In general, then, there is a need to revise and improve procedures for the maintenance of confidentiality in primary care.18
Although it is a commonplace in primary care that treating an individual with a disease really means treating the family, traditional limitations as regards the scope of confidentiality sometimes seem to have been pushed too far. Perhaps it is time that family doctors paid more attention to their patients’ rights to privacy. Family doctors should inform their patients that limited amounts of confidential information may need to be shared with other members of their family, and only that information necessary and relevant to the treatment of the problem will be shared.2 Doctors should be trained in psychosocial and discretionary skills to enable them to recognise those patients who need support and will feel more comfortable in the presence of a family member in the surgery.12
Our survey shows that certain socio-professional characteristics of family doctors significantly affect the degree of privacy and confidentiality that a patient will receive. We found that sexuality is the most respected area, although statistically significant differences existed between doctors in this matter—family medicine specialists with a low workload and working in smaller rural centres respect confidentiality to a greater extent, despite the abovementioned greater likelihood of contact with other family members. It seems that, in this matter, they are more aware of the impact that the diffusion of this type of information might have.

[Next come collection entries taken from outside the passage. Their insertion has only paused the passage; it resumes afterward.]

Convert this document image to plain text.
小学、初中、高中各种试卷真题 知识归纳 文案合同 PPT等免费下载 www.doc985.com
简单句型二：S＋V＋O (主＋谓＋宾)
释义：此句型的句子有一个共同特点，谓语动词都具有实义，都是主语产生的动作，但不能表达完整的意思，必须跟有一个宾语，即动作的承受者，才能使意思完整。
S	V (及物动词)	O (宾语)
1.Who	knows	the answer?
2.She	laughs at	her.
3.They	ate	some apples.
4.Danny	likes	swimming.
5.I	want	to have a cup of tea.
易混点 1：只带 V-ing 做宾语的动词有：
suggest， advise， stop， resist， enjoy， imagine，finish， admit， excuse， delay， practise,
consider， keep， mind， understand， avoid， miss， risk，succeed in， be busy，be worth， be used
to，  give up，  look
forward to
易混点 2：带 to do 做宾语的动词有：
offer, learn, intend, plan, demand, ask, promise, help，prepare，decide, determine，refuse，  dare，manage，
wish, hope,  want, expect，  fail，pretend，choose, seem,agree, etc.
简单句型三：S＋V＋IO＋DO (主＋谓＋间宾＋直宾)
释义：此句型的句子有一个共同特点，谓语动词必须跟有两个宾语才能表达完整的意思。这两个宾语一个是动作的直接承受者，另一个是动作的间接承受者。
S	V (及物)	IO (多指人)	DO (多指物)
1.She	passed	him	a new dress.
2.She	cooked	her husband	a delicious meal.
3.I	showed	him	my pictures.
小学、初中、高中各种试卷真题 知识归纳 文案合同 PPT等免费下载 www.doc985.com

In Spain, family doctors have a high work load and large numbers of patients on their lists. This has led to the formation of both internal and external pressure groups demanding that at least 10 minutes be allowed for each consultation and that doctors should have no more than 1500 patients, thus permitting them to discharge their professional obligations in a better way.18 It is interesting that the doctors who considered it necessary to seek the patient’s permission before providing information to family members and those who assigned greater importance to confidentiality in our survey were precisely those with a lighter work load.
Limitations of the study
Since no similar studies are available in the referenced literature for Spain, our findings cannot be compared with elsewhere. In addition, the study was limited to public sector medicine and therefore the findings cannot be extrapolated to private practice.
Our results suggest that family doctors should pay more attention to their patients’ rights to information, privacy, and confidentiality, and that they should reflect very carefully on the fine balance between this and the occasional need for the support and collaboration of family members in offering care. There are socio-professional factors too (principally excessive workload and previous training) that can be improved by health service managers and which seem to have a negative effect on patients’ rights to privacy. We agree with Shrier et al11 that emphasis should be given to ethics and legal problems during undergraduate education and in-service training.
We thank Professor D Pérez-Flores for his help in checking the statistical analysis.